Prosedur, Penyebab Penahanan, dan Akibat Hukum Menurut Regulasi Terbaru
Dalam ketentuan ini diatur bahwa penyelesaian terhadap barang kiriman bisa dilakukan setelah melewati proses yang berakhir dengan status Barang Milik Negara (BMN).
- Barang kiriman yang ditolak oleh penerima dan tidak dapat dikembalikan ke pengirim akan ditetapkan sebagai Barang Tidak Dikuasai (BTD) dalam waktu 30 hari sejak dokumen diajukan, dan kemudian barang akan disimpan di Tempat Penimbunan Pabean (TPP).
- Jika barang tersebut tetap berada di TPP selama 60 hari tanpa diurus, maka akan ditetapkan sebagai Barang Milik Negara (BMN).
- Barang kiriman yang ditahan karena membutuhkan izin impor (terlarang) dan tidak diinformasikan dengan benar, akan ditetapkan sebagai Barang Dikuasai Negara (BDN). Barang BDN tersebut akan menjadi Barang Milik Negara (BMN) jika tidak ada indikasi tindak pidana.
Setelah menjadi BMN, penyelesaian atas barang kiriman tersebut dapat dilakukan secara umum melalui:
- Lelang, jika memiliki nilai ekonomis dan tidak melanggar perundang-undangan.

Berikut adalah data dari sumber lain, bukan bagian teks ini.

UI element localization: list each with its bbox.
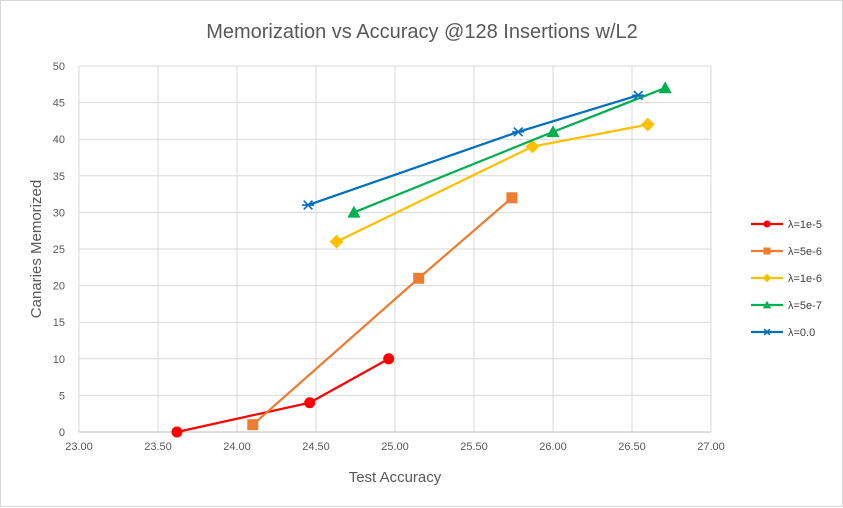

- Penetapan status penggunaan, untuk mendukung tugas Kementerian/Lembaga terkait.
- Hibah, untuk kepentingan Pemerintah Daerah, kepentingan sosial, budaya, agama, kemanusiaan, dengan memperhatikan kesehatan, keamanan, keselamatan, lingkungan, dan moral bangsa (K3LM).
- Pemusnahan, jika tidak dapat digunakan, dimanfaatkan, dihibahkan, tidak memiliki nilai ekonomis, dilarang ekspor/impor, atau harus dimusnahkan berdasarkan aturan yang berlaku.

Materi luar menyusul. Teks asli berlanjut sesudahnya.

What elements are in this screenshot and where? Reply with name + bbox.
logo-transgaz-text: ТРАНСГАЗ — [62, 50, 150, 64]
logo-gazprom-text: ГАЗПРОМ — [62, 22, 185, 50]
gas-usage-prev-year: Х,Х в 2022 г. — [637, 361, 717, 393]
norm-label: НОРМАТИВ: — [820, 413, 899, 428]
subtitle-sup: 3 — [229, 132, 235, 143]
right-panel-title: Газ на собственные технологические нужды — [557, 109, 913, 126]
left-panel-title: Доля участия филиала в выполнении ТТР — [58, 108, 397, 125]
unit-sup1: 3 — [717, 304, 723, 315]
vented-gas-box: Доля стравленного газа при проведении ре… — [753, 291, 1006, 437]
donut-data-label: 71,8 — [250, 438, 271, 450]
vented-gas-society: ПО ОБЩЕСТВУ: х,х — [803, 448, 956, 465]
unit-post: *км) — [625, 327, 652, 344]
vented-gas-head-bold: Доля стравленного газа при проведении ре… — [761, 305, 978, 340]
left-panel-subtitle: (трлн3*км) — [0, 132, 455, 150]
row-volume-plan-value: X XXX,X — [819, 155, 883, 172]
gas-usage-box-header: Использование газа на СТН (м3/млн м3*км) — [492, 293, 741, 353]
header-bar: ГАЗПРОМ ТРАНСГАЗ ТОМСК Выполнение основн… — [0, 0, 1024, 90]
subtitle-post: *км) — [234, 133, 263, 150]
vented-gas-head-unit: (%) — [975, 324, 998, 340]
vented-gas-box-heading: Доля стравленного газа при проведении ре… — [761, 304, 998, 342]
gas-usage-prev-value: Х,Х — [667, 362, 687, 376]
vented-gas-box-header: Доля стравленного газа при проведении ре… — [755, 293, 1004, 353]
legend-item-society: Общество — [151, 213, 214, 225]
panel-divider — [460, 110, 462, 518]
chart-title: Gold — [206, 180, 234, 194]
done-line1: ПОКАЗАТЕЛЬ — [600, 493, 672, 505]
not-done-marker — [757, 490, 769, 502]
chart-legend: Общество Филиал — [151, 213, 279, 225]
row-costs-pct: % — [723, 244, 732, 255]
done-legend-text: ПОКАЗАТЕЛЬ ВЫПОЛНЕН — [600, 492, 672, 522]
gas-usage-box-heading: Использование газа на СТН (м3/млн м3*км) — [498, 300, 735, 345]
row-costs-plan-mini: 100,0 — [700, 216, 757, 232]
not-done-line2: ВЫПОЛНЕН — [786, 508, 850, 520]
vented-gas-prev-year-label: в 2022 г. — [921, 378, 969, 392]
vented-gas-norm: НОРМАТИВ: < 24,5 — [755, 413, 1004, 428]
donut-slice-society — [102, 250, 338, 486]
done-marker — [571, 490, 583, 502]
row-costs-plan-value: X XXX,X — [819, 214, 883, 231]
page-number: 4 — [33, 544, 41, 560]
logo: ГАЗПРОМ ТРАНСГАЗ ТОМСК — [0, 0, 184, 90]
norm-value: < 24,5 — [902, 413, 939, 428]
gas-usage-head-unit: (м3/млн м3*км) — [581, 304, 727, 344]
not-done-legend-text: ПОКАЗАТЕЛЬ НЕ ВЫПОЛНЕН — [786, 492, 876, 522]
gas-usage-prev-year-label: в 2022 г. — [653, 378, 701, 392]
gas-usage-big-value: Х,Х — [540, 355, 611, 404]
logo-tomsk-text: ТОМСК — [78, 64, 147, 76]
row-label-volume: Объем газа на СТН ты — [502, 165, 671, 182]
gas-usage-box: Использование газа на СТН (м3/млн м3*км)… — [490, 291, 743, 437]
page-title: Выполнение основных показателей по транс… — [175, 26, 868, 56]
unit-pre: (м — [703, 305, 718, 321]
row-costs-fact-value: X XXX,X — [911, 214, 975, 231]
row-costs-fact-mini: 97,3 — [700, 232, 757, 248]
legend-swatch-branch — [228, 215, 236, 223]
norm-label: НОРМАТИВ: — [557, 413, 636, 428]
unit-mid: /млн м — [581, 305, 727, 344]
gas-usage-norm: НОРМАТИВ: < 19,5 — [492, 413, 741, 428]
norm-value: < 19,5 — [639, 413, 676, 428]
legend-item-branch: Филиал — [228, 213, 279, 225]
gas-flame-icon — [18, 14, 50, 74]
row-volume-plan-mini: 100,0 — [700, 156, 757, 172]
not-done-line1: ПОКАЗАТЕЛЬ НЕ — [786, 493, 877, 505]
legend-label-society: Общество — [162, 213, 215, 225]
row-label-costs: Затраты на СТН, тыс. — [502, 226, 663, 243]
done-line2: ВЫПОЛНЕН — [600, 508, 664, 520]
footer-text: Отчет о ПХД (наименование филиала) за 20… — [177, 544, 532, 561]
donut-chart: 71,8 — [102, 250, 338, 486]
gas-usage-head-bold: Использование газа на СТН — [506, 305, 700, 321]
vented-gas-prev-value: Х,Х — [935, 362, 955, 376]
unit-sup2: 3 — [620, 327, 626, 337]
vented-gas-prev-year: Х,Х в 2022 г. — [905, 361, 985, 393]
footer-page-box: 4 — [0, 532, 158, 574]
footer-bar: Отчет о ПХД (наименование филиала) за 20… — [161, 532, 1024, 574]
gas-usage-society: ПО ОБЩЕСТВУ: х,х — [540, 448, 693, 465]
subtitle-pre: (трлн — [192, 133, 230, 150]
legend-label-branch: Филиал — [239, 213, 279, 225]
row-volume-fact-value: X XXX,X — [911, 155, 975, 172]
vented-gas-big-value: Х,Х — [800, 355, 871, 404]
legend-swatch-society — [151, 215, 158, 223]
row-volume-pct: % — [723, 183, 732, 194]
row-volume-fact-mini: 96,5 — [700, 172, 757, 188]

Penyelesaian Barang Kiriman Impor: Prosedur, Penyebab Penahanan, dan Akibatnya
Proses penyelesaian atas barang kiriman impor yang tidak diambil oleh pemiliknya mengikuti ketatnya regulasi dalam Peraturan Menteri Keuangan (PMK) Nomor 178 Tahun 2019. Barang yang tidak dapat dikembalikan ke pengirim karena alasan seperti izin impor yang tidak sesuai atau alamat penerima yang salah dapat ditetapkan sebagai Barang Tidak Dikuasai (BTD) atau Barang Dikuasai Negara (BDN).

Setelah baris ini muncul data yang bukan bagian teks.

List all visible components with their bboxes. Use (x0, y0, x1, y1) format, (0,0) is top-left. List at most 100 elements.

Setelah melewati proses tertentu, barang-barang ini bisa menjadi Barang Milik Negara (BMN), yang selanjutnya dapat diatur nasibnya melalui lelang, hibah, atau bahkan pemusnahan sesuai ketentuan yang berlaku. Dengan demikian, regulasi ini tidak hanya mengatur tetapi juga menentukan nasib barang-barang kiriman impor yang tidak diambil secara jelas dan adil, mempertimbangkan berbagai aspek termasuk keamanan, lingkungan, dan moralitas.